News on oil shale
With oil at $90/barrel, turning oil shale into fuel is a bright idea. Those evil oil companies are busy investing millions to make it work.
Above northwestern Colorado’s rolling hills studded with piñon, juniper and sagebrush rises a maze of giant pipes and frost-covered tubes that circle a football-sized testing site and plunge into wells bored a quarter-mile into the pale rock below.
A refrigeration and pump unit the size of a warehouse pumps cooling fluid into the wells in an effort to turn the groundwater into walls of ice that will line the holes.
These ice walls are a centerpiece of Shell Exploration and Production’s attempts to convert the rock that underlies this region into fuel.

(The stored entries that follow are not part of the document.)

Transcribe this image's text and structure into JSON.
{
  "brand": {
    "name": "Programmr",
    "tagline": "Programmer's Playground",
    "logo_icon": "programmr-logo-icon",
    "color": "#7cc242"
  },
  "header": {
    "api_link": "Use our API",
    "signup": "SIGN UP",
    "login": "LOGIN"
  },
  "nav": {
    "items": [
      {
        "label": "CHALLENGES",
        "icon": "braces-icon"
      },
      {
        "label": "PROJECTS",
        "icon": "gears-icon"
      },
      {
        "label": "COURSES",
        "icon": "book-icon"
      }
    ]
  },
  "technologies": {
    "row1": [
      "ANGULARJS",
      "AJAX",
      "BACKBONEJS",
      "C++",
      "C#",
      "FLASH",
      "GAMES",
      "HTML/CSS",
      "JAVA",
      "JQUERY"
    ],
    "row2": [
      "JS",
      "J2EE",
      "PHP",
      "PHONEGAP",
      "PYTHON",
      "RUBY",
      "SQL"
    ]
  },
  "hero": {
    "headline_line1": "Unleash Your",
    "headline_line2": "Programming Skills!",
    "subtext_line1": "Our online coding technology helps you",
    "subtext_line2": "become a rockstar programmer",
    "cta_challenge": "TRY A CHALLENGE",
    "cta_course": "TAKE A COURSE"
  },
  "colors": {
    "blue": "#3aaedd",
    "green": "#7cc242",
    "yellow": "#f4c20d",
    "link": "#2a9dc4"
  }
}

Using a mixture of heat and ice, it’s one of three companies attempting to develop oil shale.
“If it’s a total failure, which is hard to comprehend, I’d say we’d have to step back and reconsider what we’re going to do,” said Tracy Boyd, communications and sustainability manager for Shell.
Unlike past attempts to unleash the energy potential locked in oil shale, which involved open pit mining and baking out the petroleum liquid called kerogen, Shell, like most other companies pursuing oil shale, is considering an “in situ” process that would drop long heating units into wells, some 3,000 feet deep, heat the rock to 650-750 degrees for about three years, then pump out the kerogen, which could be used for gasoline, diesel and jet fuel.
Chevron and EGL Resources are also pursuing oil shale in the region using the federal program, but Shell may be alone in its hope to use freeze walls, meant to line the wells, keep groundwater out of the wells and keep the fuel out of groundwater.
Just how much oil is in the rock?
The federal government estimates as much as 1.8 trillion barrels of oil could lie in a region that reaches into Utah and Wyoming. But the vast majority of it lies in western Colorado’s Piceance Basin. That’s equal to world oil supplies, or as Jerry Boak, of the Colorado School of Mines, puts it, as much oil as has ever been consumed.
“It’s just a huge, huge resource,” Boak said.
Federal estimates suggest maybe 800 million barrels could be recoverable, the equivalent of 110 years of domestic energy, based on current consumption.